Sane and City in cruise control

Manchester City 5-0 Crystal Palace

Manchester City’s Raheem Sterling scores his side’s second goal past Wayne Hennessey. Photo: Getty

Jamie Jackson

The Manchester City show rolls on. This fifth win of the Premier League season took the tally to 21 goals and added a fourth clean sheet to a formidable start from Pep Guardiola's men.

It was a duck-shoot at times as Crystal Palace provided easy prey and the south London side's search for a first goal of the campaign continues. They have now lost all six of their opening games. This equals Portsmouth's dubious feat at the beginning of the 2009-'10 term, and if Roy Hodgson's side go down next week they equal Pompey's mark of seven straight losses overall.

The bad news for the Eagles is that Manchester United are up next but City will hardly care about that. What did annoy Guardiola was Neil Swarbrick's failure to give a penalty after Timothy Fosu-Mensah pulled down the excellent Leroy Sane. However, when Sergio Aguero headed home for the fourth a few seconds afterwards, the smile returned to the Catalan manager.

As expected, City were a blue swarm from kick-off. Guardiola's team won a series of corners which drew them ever closer to registering. The third of these was driven in off Kevin De Bruyne's boot from the right. Nicolas Otamendi connected cleanly and smacked Luka Milivojevic. The ball came to Fernandinho and he hit as ferocious a shot that Wayne Hennessey beat away. Now, Aguero took a turn to try and finish the job but the ball was scrambled away.

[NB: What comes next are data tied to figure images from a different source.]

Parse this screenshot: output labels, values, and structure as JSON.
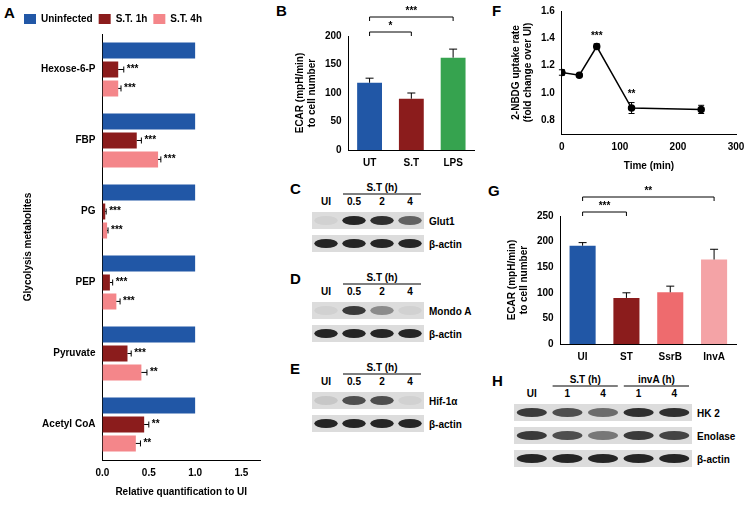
{
  "chart_data": [
    {
      "panel": "A",
      "type": "bar",
      "orientation": "horizontal",
      "x_label": "Relative quantification to UI",
      "y_label": "Glycolysis metabolites",
      "categories": [
        "Hexose-6-P",
        "FBP",
        "PG",
        "PEP",
        "Pyruvate",
        "Acetyl CoA"
      ],
      "series": [
        {
          "name": "Uninfected",
          "color": "#2157a6",
          "values": [
            1,
            1,
            1,
            1,
            1,
            1
          ]
        },
        {
          "name": "S.T. 1h",
          "color": "#8b1c1c",
          "values": [
            0.17,
            0.37,
            0.03,
            0.08,
            0.27,
            0.45
          ],
          "errors": [
            0.06,
            0.05,
            0.01,
            0.03,
            0.04,
            0.05
          ],
          "significance": [
            "***",
            "***",
            "***",
            "***",
            "***",
            "**"
          ]
        },
        {
          "name": "S.T. 4h",
          "color": "#f4868a",
          "values": [
            0.17,
            0.6,
            0.05,
            0.15,
            0.42,
            0.36
          ],
          "errors": [
            0.03,
            0.03,
            0.01,
            0.04,
            0.06,
            0.05
          ],
          "significance": [
            "***",
            "***",
            "***",
            "***",
            "**",
            "**"
          ]
        }
      ],
      "xlim": [
        0,
        1.7
      ],
      "xticks": [
        {
          "value": 0,
          "label": "0.0"
        },
        {
          "value": 0.5,
          "label": "0.5"
        },
        {
          "value": 1,
          "label": "1.0"
        },
        {
          "value": 1.5,
          "label": "1.5"
        }
      ],
      "grid": false,
      "legend": "top-left"
    },
    {
      "panel": "B",
      "type": "bar",
      "y_label": [
        "ECAR (mpH/min)",
        "to cell number"
      ],
      "categories": [
        "UT",
        "S.T",
        "LPS"
      ],
      "values": [
        118,
        90,
        162
      ],
      "errors": [
        8,
        10,
        15
      ],
      "colors": [
        "#2157a6",
        "#8b1c1c",
        "#36a34f"
      ],
      "comparisons": [
        {
          "from": "UT",
          "to": "S.T",
          "label": "*"
        },
        {
          "from": "UT",
          "to": "LPS",
          "label": "***"
        }
      ],
      "ylim": [
        0,
        200
      ],
      "yticks": [
        0,
        50,
        100,
        150,
        200
      ],
      "grid": false
    },
    {
      "panel": "F",
      "type": "line",
      "x_label": "Time (min)",
      "y_label": [
        "2-NBDG uptake rate",
        "(fold change over UI)"
      ],
      "x": [
        0,
        30,
        60,
        120,
        240
      ],
      "values": [
        1.15,
        1.13,
        1.34,
        0.89,
        0.88
      ],
      "errors": [
        0.02,
        0.01,
        0.02,
        0.04,
        0.03
      ],
      "significance": [
        null,
        null,
        "***",
        "**",
        null
      ],
      "color": "#000000",
      "marker": "circle",
      "xlim": [
        0,
        300
      ],
      "xticks": [
        0,
        100,
        200,
        300
      ],
      "ylim": [
        0.7,
        1.6
      ],
      "yticks": [
        {
          "value": 0.8,
          "label": "0.8"
        },
        {
          "value": 1,
          "label": "1.0"
        },
        {
          "value": 1.2,
          "label": "1.2"
        },
        {
          "value": 1.4,
          "label": "1.4"
        },
        {
          "value": 1.6,
          "label": "1.6"
        }
      ],
      "grid": false
    },
    {
      "panel": "G",
      "type": "bar",
      "y_label": [
        "ECAR (mpH/min)",
        "to cell number"
      ],
      "categories": [
        "UI",
        "ST",
        "SsrB",
        "InvA"
      ],
      "values": [
        192,
        90,
        101,
        165
      ],
      "errors": [
        6,
        10,
        12,
        20
      ],
      "colors": [
        "#2157a6",
        "#8b1c1c",
        "#ee6b6e",
        "#f4a3a6"
      ],
      "comparisons": [
        {
          "from": "UI",
          "to": "ST",
          "label": "***"
        },
        {
          "from": "UI",
          "to": "InvA",
          "label": "**"
        }
      ],
      "ylim": [
        0,
        250
      ],
      "yticks": [
        0,
        50,
        100,
        150,
        200,
        250
      ],
      "grid": false
    }
  ],
  "blots": [
    {
      "panel": "C",
      "groups": [
        {
          "header": null,
          "lanes": [
            "UI"
          ]
        },
        {
          "header": "S.T (h)",
          "lanes": [
            "0.5",
            "2",
            "4"
          ]
        }
      ],
      "rows": [
        {
          "label": "Glut1",
          "bands": [
            0.05,
            0.9,
            0.85,
            0.6
          ]
        },
        {
          "label": "β-actin",
          "bands": [
            0.9,
            0.9,
            0.9,
            0.9
          ]
        }
      ]
    },
    {
      "panel": "D",
      "groups": [
        {
          "header": null,
          "lanes": [
            "UI"
          ]
        },
        {
          "header": "S.T (h)",
          "lanes": [
            "0.5",
            "2",
            "4"
          ]
        }
      ],
      "rows": [
        {
          "label": "Mondo A",
          "bands": [
            0.05,
            0.8,
            0.4,
            0.05
          ]
        },
        {
          "label": "β-actin",
          "bands": [
            0.9,
            0.9,
            0.9,
            0.9
          ]
        }
      ]
    },
    {
      "panel": "E",
      "groups": [
        {
          "header": null,
          "lanes": [
            "UI"
          ]
        },
        {
          "header": "S.T (h)",
          "lanes": [
            "0.5",
            "2",
            "4"
          ]
        }
      ],
      "rows": [
        {
          "label": "Hif-1α",
          "bands": [
            0.1,
            0.7,
            0.7,
            0.05
          ]
        },
        {
          "label": "β-actin",
          "bands": [
            0.9,
            0.9,
            0.9,
            0.9
          ]
        }
      ]
    },
    {
      "panel": "H",
      "groups": [
        {
          "header": null,
          "lanes": [
            "UI"
          ]
        },
        {
          "header": "S.T (h)",
          "lanes": [
            "1",
            "4"
          ]
        },
        {
          "header": "invA (h)",
          "lanes": [
            "1",
            "4"
          ]
        }
      ],
      "rows": [
        {
          "label": "HK 2",
          "bands": [
            0.8,
            0.7,
            0.55,
            0.85,
            0.85
          ]
        },
        {
          "label": "Enolase",
          "bands": [
            0.8,
            0.7,
            0.5,
            0.8,
            0.75
          ]
        },
        {
          "label": "β-actin",
          "bands": [
            0.9,
            0.9,
            0.9,
            0.9,
            0.9
          ]
        }
      ]
    }
  ]
}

Sergio Aguero of Manchester City celebrates scoring his sides first goal. Photo: Jan Kruger/Getty Images

Palace lined up in a 4-5-1 that had Christian Benteke at the tip and Reuben Loftus-Cheek as the midfielder with most licence to get forward quick. The former Chelsea man came close to upsetting the expected form by dancing inside from the left and beating Ederson but not the goalkeeper's right post. Loftus-Cheek was later guilty of a glaring miss when a run took him deep into City's area.

Aguero was also culpable of wastefulness though his chance was harder. Sane surged along the left and cut the ball back but, on the edge of the six-yard box, it caught his Argentinian team-mate off-balance and he ballooned over. Later David Silva lobbed the ball on to the No 10's head but his effort lacked power. The Spaniard directed his own header over when Fernandinho crossed and, as the contest neared the interval, there was some frustration among the home crowd.

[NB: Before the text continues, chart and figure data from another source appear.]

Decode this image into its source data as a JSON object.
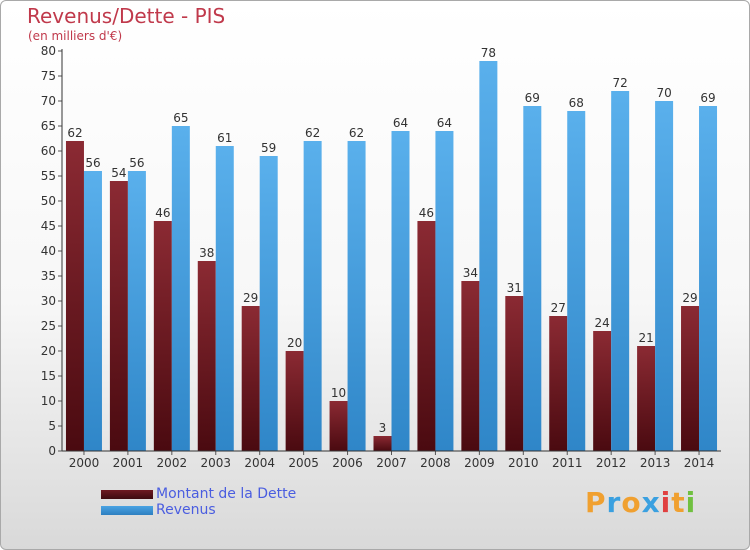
{
  "chart_data": {
    "type": "bar",
    "title": "Revenus/Dette - PIS",
    "subtitle": "(en milliers d'€)",
    "categories": [
      "2000",
      "2001",
      "2002",
      "2003",
      "2004",
      "2005",
      "2006",
      "2007",
      "2008",
      "2009",
      "2010",
      "2011",
      "2012",
      "2013",
      "2014"
    ],
    "series": [
      {
        "name": "Montant de la Dette",
        "color": "#7a1f2a",
        "values": [
          62,
          54,
          46,
          38,
          29,
          20,
          10,
          3,
          46,
          34,
          31,
          27,
          24,
          21,
          29
        ]
      },
      {
        "name": "Revenus",
        "color": "#4aa3e3",
        "values": [
          56,
          56,
          65,
          61,
          59,
          62,
          62,
          64,
          64,
          78,
          69,
          68,
          72,
          70,
          69
        ]
      }
    ],
    "ylim": [
      0,
      80
    ],
    "yticks": [
      0,
      5,
      10,
      15,
      20,
      25,
      30,
      35,
      40,
      45,
      50,
      55,
      60,
      65,
      70,
      75,
      80
    ],
    "grid": false,
    "legend_position": "bottom-left"
  },
  "legend": {
    "debt_label": "Montant de la Dette",
    "revenue_label": "Revenus",
    "debt_color": "#6e1a22",
    "revenue_color": "#4aa3e3"
  },
  "logo": {
    "letters": [
      "P",
      "r",
      "o",
      "x",
      "i",
      "t",
      "i"
    ],
    "colors": [
      "#f0a030",
      "#3aa0e0",
      "#f0a030",
      "#3aa0e0",
      "#e04040",
      "#f0a030",
      "#70c040"
    ]
  }
}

Now, though, came Sane's third goal in four days. The German fashioned a one-two with Silva that featured a lovely chip from the later and Sane did the rest. At times it had been attack-versus-defence, City camped in Palace's half and this was just reward for their superiority.

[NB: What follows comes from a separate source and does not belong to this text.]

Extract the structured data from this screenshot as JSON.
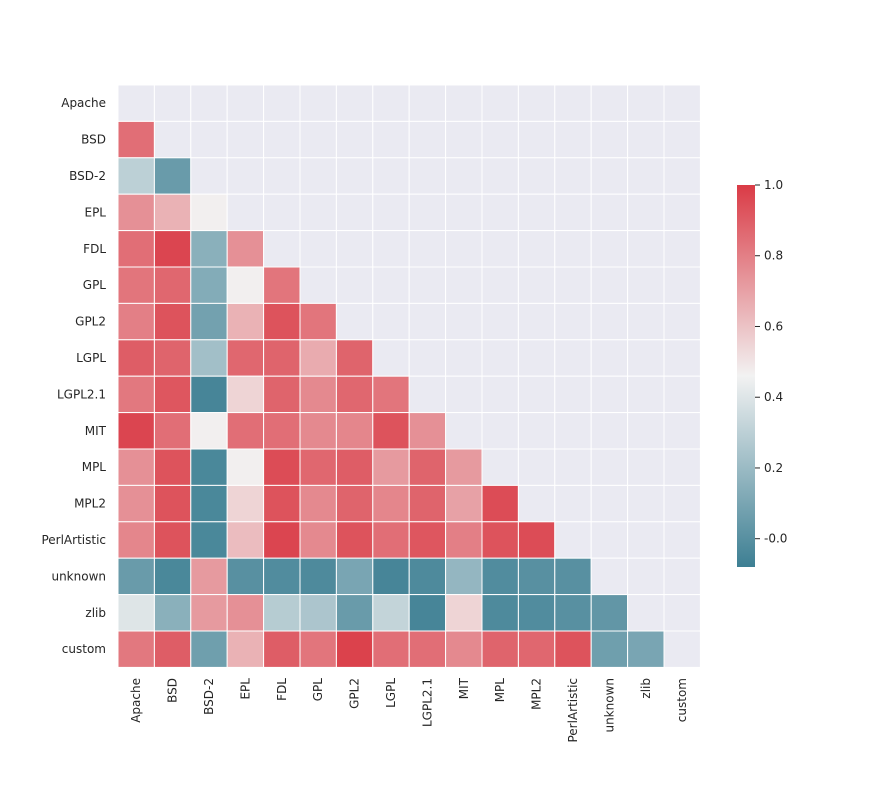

Guardiola made one change from the last league outing and when announced it was received as a surprise. Yet after his opener the dropping of Gabriel Jesus for Sane, who scored both goals in the mid-week Carabao Cup win at West Bromwich Albion, seemed smart.

Roy Hodgson, Manager of Crystal Palace looks on during the match. Photo: Getty

By then City had lost Benjamin Mendy, the French left-back forced off in the 28th minute and replaced by Danilo.

Hodgson, meanwhile, had made three changes from his first match in charge, the last of the five previous league losses. Mamadou Sakho started for a first time while Patrick van Aanholt and Milivojevic were also included.

As the second half kicked off, the Silva-Sane combo started up again as soon. Another percussive move switched ball between them and after Sane threatened, Fernandinho was able to shoot but to no avail. Sane, though, was about to turn creator as City moved up the gears. This was simple and slick: De Bruyne found Sane down the left and he pinged the ball past Sakho and in to Raheem Sterling and it was 2-0, the winger collecting a fourth goal of the season. Moments later he should have had a fifth. Hennessey spilled a De Bruyne shot into the lurking Sterling's path but he hit side-netting not the back of Hennessey's goal, and Palace escaped.

City's interplay now was delightful. Aguero went close after an exchange with Silva and Sterling. Guardiola has wanted more from Aguero and here he got it, the No 10's volley a neat short-range pass from which Sterling rolled home. This was the 22-year-old's final act. Guardiola paid him a compliment by taking him off on the hour to protect him for Shakhtar Donetsk's Champions League visit on Tuesday.

By the close it was all so familiar: Fabian Delph added the fifth as Palace became the latest patsies steam-rolled over by a City side that can be expected to improve. It is a frightening prospect.